Computational design for cooperative robotic assembly of nonstandard timber frame buildings

The research described in this dissertation investigates a novel computational design method and couples it with the cooperative robotic assembly of bespoke timber frame modules to facilitate the design, planning, and construction of nonstandard modular timber frame buildings. This research aim is formulated in response to a dominant critical gap found in contemporary timber architecture: the design of the majority of nonstandard timber buildings follows a top-down, form-making approach with minimal consideration of material and manufacturing constraints. This form-making approach results in the employment of post-rationalization to facilitate construction. Accordingly, a key criterion for developing the novel computational design method described in this dissertation is to identify, formalize, and integrate constraints of a prototypical robotic manufacturing process into the early phases of the design process to minimize the need for post-rationalization while making feasible the realization of innovative architectures. Three key research objectives are identfied and experimentally explored: 1) Design techniques for cooperative robotic assembly of bespoke timber frame modules, 2) Design techniques for modularizing robotically assembled timber frame buildings, and 3) The incorporation of these techniques and their constraints into the development of an integrative computational design method.
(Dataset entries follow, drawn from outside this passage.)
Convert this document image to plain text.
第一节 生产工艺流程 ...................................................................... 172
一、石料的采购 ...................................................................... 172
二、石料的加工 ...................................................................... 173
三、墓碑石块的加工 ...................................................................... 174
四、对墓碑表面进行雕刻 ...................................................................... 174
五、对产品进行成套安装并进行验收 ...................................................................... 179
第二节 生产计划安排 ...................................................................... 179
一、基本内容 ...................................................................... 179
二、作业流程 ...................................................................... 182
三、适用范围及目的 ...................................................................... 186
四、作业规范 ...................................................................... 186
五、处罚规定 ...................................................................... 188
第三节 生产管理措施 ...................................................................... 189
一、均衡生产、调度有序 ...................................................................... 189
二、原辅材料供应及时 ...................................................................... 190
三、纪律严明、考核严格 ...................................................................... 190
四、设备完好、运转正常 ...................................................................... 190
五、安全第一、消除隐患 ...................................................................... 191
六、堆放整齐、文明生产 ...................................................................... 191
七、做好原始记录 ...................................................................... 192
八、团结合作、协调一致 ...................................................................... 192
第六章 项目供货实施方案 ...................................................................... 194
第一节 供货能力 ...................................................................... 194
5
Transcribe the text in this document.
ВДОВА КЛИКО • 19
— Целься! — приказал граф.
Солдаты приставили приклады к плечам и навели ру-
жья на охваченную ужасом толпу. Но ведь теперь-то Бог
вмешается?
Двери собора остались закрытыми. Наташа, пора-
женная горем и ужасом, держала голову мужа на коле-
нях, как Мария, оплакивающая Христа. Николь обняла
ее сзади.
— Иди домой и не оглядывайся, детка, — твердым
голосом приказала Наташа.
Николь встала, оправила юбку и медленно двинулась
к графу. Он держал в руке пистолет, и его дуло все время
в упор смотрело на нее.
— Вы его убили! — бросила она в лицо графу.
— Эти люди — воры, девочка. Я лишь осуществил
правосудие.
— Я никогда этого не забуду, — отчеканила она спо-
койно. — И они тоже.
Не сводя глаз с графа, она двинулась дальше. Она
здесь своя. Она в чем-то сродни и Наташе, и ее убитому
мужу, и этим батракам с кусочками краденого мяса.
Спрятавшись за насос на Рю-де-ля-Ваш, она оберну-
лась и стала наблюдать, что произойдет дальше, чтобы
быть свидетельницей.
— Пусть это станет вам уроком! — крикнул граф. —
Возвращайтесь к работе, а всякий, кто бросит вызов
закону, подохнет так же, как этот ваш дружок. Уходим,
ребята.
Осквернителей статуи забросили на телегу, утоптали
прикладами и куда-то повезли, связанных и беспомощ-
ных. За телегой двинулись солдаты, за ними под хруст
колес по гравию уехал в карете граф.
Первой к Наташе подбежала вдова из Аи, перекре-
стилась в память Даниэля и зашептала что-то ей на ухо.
These objectives are developed through computational design studies and physical prototypes and validated in a real-world case study building. The results of this research demonstrate that through the development of cooperative robotic assembly techniques of timber frame modules and formalization of their constraints as key design drivers, the presented computational design method has the potential to bridge the gap between design and making. Furthermore, the case study building reveals the architectural implications of this research through its expressive and highly differentiated timber frame structure, responding to performance criteria such as structural requirements. Hence, this doctoral research contributes on two main fronts: to the development of integrative computational design methods for robotic timber assembly in architecture; and to the advancement of current approaches in modular timber frame construction, offering invaluable potential for the design and manufacture of highly articulated timber architecture.